As the versatile applications emerge, traffic offloading is an urgent issue to improve the performance for the fifth generation (5G) and beyond networks. We focus on the scenario where a device is enabled to transmit to more than one device simultaneously. The device-to-device (D2D) enabled traffic offloading scheme is studied by employing non-orthogonal multiple access (NOMA) and unlicensed access technologies. Our target is to maximize the capacity of the D2D network by optimizing subchannel assignment and power control while guaranteeing the capacity of NOMA-based cellular links and the WiFi system. The formulated problem is a non-convex mixed integer programming problem, which is hard to solve within a rational time. The problem is decomposed into subchannel assignment and power control subproblems.
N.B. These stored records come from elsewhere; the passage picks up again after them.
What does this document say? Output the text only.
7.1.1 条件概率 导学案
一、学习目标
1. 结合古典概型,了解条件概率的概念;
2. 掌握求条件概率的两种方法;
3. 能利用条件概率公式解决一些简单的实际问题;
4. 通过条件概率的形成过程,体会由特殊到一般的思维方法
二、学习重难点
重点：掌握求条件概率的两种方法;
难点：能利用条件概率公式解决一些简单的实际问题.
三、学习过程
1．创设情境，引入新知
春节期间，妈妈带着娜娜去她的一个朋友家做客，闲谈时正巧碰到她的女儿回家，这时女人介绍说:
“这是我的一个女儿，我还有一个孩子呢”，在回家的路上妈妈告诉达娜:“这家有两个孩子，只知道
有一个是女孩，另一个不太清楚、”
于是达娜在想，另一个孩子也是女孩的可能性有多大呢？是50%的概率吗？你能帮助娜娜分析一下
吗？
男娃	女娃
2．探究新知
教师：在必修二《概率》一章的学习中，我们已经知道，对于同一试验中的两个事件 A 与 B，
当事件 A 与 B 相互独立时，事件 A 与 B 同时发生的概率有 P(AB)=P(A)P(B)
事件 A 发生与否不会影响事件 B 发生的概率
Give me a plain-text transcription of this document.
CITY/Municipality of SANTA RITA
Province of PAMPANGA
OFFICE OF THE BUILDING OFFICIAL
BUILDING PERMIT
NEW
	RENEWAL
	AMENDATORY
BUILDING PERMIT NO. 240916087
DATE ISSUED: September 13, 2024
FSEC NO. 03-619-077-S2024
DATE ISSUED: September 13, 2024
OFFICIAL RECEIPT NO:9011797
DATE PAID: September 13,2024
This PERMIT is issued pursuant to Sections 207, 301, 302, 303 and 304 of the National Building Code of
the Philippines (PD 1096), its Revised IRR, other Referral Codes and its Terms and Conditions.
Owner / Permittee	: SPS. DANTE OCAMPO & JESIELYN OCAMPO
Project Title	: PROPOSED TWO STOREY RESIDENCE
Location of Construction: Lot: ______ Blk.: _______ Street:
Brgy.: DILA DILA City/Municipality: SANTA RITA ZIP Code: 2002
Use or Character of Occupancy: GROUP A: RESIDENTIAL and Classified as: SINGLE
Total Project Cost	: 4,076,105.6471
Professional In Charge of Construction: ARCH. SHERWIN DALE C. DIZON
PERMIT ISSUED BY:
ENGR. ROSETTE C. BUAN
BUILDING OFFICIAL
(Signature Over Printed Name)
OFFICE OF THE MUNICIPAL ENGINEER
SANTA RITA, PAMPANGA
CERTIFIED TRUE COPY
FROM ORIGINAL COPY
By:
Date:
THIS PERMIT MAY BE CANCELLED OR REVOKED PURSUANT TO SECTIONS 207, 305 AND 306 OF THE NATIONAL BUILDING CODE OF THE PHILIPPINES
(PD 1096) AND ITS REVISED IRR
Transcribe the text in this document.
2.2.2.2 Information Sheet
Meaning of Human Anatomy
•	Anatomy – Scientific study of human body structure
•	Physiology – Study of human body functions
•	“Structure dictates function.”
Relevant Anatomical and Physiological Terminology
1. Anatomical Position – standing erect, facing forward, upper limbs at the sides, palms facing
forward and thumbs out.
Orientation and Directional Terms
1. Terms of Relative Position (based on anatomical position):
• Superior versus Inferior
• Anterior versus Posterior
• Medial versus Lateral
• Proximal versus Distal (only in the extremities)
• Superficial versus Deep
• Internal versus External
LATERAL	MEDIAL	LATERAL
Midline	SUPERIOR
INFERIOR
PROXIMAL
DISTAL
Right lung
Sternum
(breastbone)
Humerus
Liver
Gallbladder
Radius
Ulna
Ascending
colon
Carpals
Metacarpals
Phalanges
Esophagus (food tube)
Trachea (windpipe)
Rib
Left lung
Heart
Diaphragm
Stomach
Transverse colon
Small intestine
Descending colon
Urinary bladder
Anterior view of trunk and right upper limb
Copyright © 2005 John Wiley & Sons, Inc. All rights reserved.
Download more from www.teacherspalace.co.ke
A matching based licensed subchannel allocation algorithm and an unlicensed subchannel access mechanism are proposed. Furthermore, we propose a centralized power control algorithm and a distributed power control algorithm based on global and local information, respectively. Besides, the unlicensed resource management scheme based on Stackelberg game is proposed to achieve the near-optimal utility of both D2D links and the WiFi system. The simulations illustrate that the proposed scheme can increase the throughput of D2D networks efficiently compared with other works.